Billy Watkins

Personal information
- Full name: William Watkins
- Born: c. 1910
- Died: January 1972 (aged 61)

Playing information

Rugby union
Club
| Years | Team | Pld | T | G | FG | P |
|  | Cross Keys RFC |  |  |  |  |  |

Rugby league
- Position: Scrum-half
Club
| Years | Team | Pld | T | G | FG | P |
| 1931–46 | Salford | 435 | 14 | 0 | 0 | 42 |
| 1940–41 | →Oldham RLFC (guest) | 1 | 0 | 1 | 0 | 2 |
| 1946–48 | Belle Vue Rangers |  |  |  |  |  |
|  | Total | 436 | 14 | 1 | 0 | 44 |
Representative
| Years | Team | Pld | T | G | FG | P |
| 1932–36 | Wales | 6 | 0 | 0 | 0 | 0 |
| 1933–37 | Great Britain | 1 | 0 | 0 | 0 | 0 |
- Source:

= Billy Watkins (rugby, born c. 1910) =

British international rugby league footballer (1910–1972)

William Watkins (c. 1910 – January 1972) was a Welsh rugby union, and professional rugby league footballer who played in the 1930s and 1940s. He played club level rugby union (RU) for Cross Keys RFC, and representative level rugby league (RL) for Great Britain and Wales, and at club level for Salford and wartime-guest at Oldham RLFC, as a .

==Playing career==
===Salford===
Watkins played in the 10–8 victory over Swinton in the 1931 Lancashire Cup Final during the 1931–32 season at The Cliff, Broughton, Salford on Saturday 21 November 1931.

Watkins played in Salford's 3–15 defeat by Wigan in the Championship Final during the 1933–34 season at Wilderspool Stadium, Warrington on Saturday 28 April 1934.

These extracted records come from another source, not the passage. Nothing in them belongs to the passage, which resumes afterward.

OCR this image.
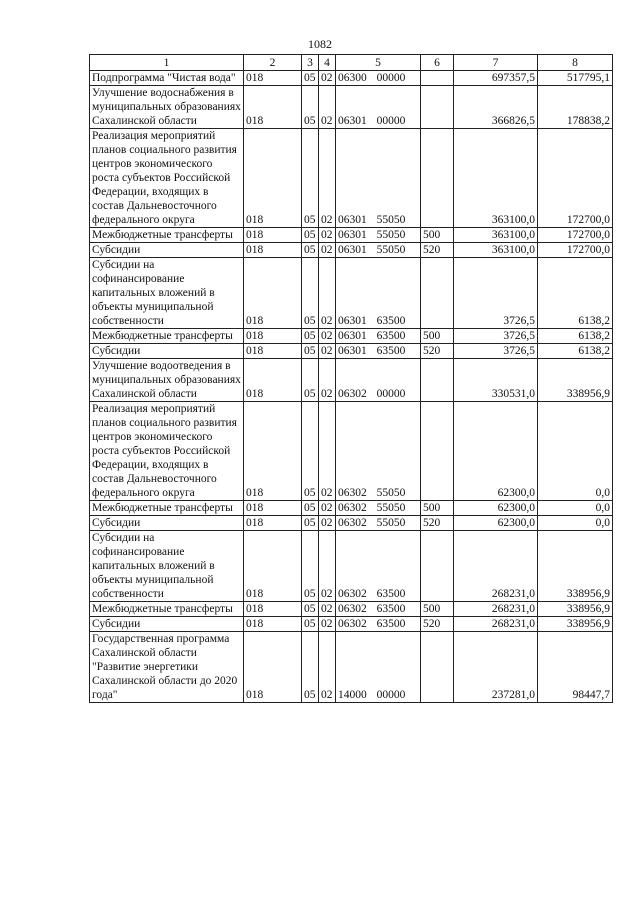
1082
1	2	3	4	5	6	7	8
Подпрограмма "Чистая вода"	018	05	02	06300 00000		697357,5	517795,1
Улучшение водоснабжения в муниципальных образованиях Сахалинской области	018	05	02	06301 00000		366826,5	178838,2
Реализация мероприятий планов социального развития центров экономического роста субъектов Российской Федерации, входящих в состав Дальневосточного федерального округа	018	05	02	06301 55050		363100,0	172700,0
Межбюджетные трансферты	018	05	02	06301 55050	500	363100,0	172700,0
Субсидии	018	05	02	06301 55050	520	363100,0	172700,0
Субсидии на софинансирование капитальных вложений в объекты муниципальной собственности	018	05	02	06301 63500		3726,5	6138,2
Межбюджетные трансферты	018	05	02	06301 63500	500	3726,5	6138,2
Субсидии	018	05	02	06301 63500	520	3726,5	6138,2
Улучшение водоотведения в муниципальных образованиях Сахалинской области	018	05	02	06302 00000		330531,0	338956,9
Реализация мероприятий планов социального развития центров экономического роста субъектов Российской Федерации, входящих в состав Дальневосточного федерального округа	018	05	02	06302 55050		62300,0	0,0
Межбюджетные трансферты	018	05	02	06302 55050	500	62300,0	0,0
Субсидии	018	05	02	06302 55050	520	62300,0	0,0
Субсидии на софинансирование капитальных вложений в объекты муниципальной собственности	018	05	02	06302 63500		268231,0	338956,9
Межбюджетные трансферты	018	05	02	06302 63500	500	268231,0	338956,9
Субсидии	018	05	02	06302 63500	520	268231,0	338956,9
Государственная программа Сахалинской области "Развитие энергетики Сахалинской области до 2020 года"	018	05	02	14000 00000		237281,0	98447,7
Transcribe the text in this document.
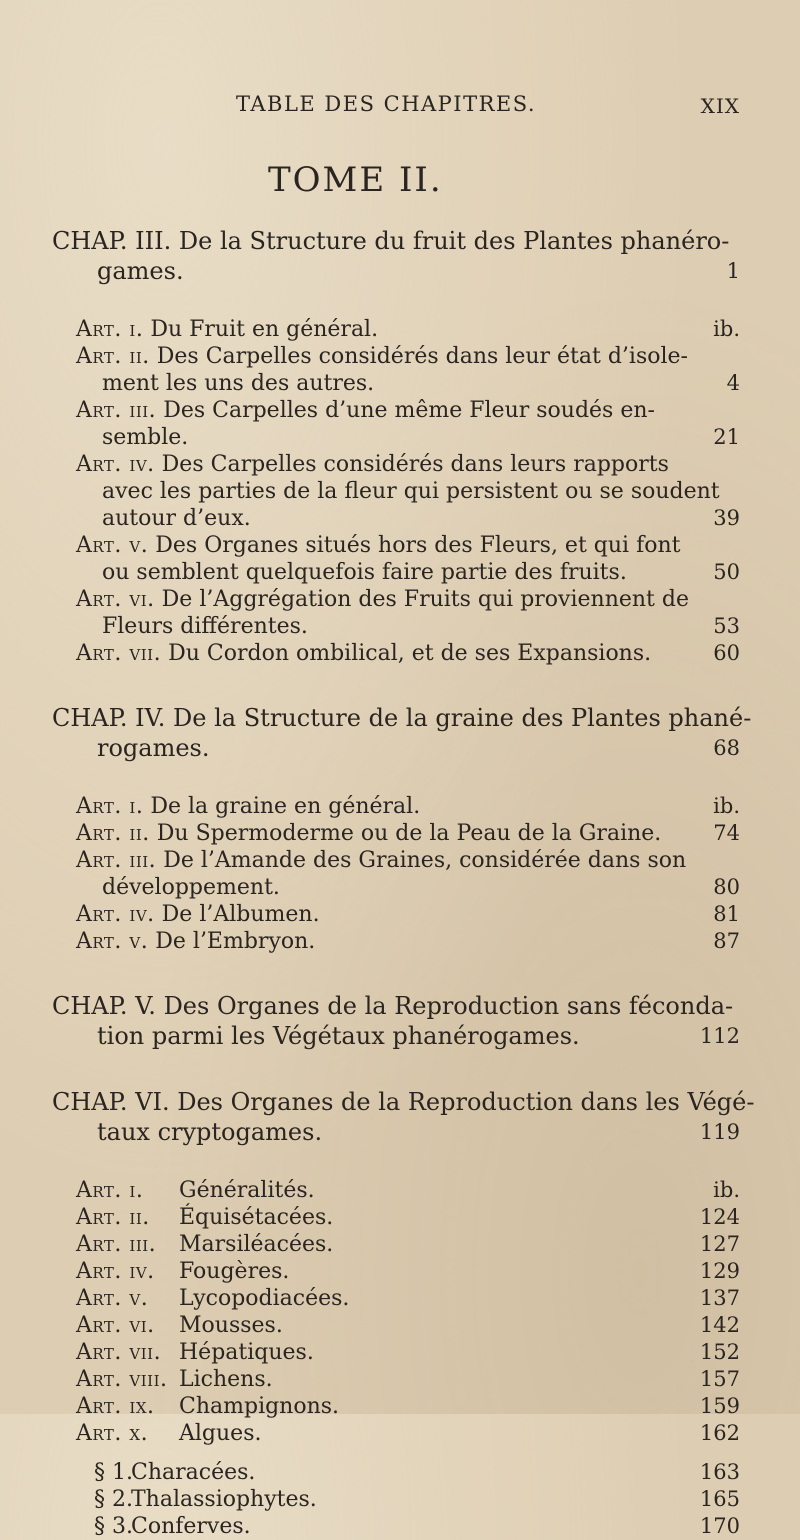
TABLE DES CHAPITRES.	XIX
TOME II.
CHAP. III. De la Structure du fruit des Plantes phanéro-
games.	1
Art. i. Du Fruit en général.	ib.
Art. ii. Des Carpelles considérés dans leur état d’isole-
ment les uns des autres.	4
Art. iii. Des Carpelles d’une même Fleur soudés en-
semble.	21
Art. iv. Des Carpelles considérés dans leurs rapports
avec les parties de la fleur qui persistent ou se soudent
autour d’eux.	39
Art. v. Des Organes situés hors des Fleurs, et qui font
ou semblent quelquefois faire partie des fruits.	50
Art. vi. De l’Aggrégation des Fruits qui proviennent de
Fleurs différentes.	53
Art. vii. Du Cordon ombilical, et de ses Expansions.	60
CHAP. IV. De la Structure de la graine des Plantes phané-
rogames.	68
Art. i. De la graine en général.	ib.
Art. ii. Du Spermoderme ou de la Peau de la Graine. 74
Art. iii. De l’Amande des Graines, considérée dans son
développement.	80
Art. iv. De l’Albumen.	81
Art. v. De l’Embryon.	87
CHAP. V. Des Organes de la Reproduction sans féconda-
tion parmi les Végétaux phanérogames.	112
CHAP. VI. Des Organes de la Reproduction dans les Végé-
taux cryptogames.	119
Art. i. Généralités.	ib.
Art. ii. Équisétacées.	124
Art. iii. Marsiléacées.	127
Art. iv. Fougères.	129
Art. v. Lycopodiacées.	137
Art. vi. Mousses.	142
Art. vii. Hépatiques.	152
Art. viii. Lichens.	157
Art. ix. Champignons.	159
Art. x. Algues.	162
§ 1. Characées.	163
§ 2. Thalassiophytes.	165
§ 3. Conferves.	170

Watkins was one of the players who successfully toured in France with Salford in 1934, during which the Salford team earned the name "Les Diables Rouges", the seventeen players were; Joe Bradbury, Bob Brown, Aubrey Casewell, Paddy Dalton, Bert Day, Cliff Evans, Jack Feetham, George Harris, Barney Hudson, Emlyn Jenkins, Alf Middleton, Sammy Miller, Harold Osbaldestin, Les Pearson, Gus Risman, Billy Watkins and Billy Williams.

He played in the 21–12 victory over Wigan in the 1934 Lancashire Cup Final during the 1934–35 season at Station Road, Swinton on Saturday 20 October 1934, the 15–7 victory over Wigan in the 1935 Lancashire Cup Final during the 1935–36 season at Wilderspool Stadium, Warrington on Saturday 19 October 1935 and the 5–2 victory over Wigan in the 1936 Lancashire Cup Final during the 1936–37 season at Wilderspool Stadium, Warrington.

Watkins played in Salford's 7–4 victory over Barrow in the 1938 Challenge Cup Final during the 1937–38 season at Wembley Stadium, London, in front of a crowd of 51,243.

Watkins played in the 7–10 defeat by Wigan in the 1938 Lancashire Cup Final during the 1938–39 season at Station Road, Swinton on Saturday 22 October 1938.

===Belle Vue Rangers===
Watkins signed for Belle Vue Rangers in August 1946.

===International honours===
Watkins won caps for Wales (RL) while at Salford in 1932–1936 6-caps, and won caps for Great Britain (RL) while at Salford in 1933 against Australia, in 1936 against Australia (2 matches), New Zealand (2 matches), and in 1937 against Australia (2 matches).

==Family==
Billy Watkins was the father of; Huw Watkins, Gareth Watkins and Haydn Watkins, and the grandfather of the cricketer, Ryan Watkins.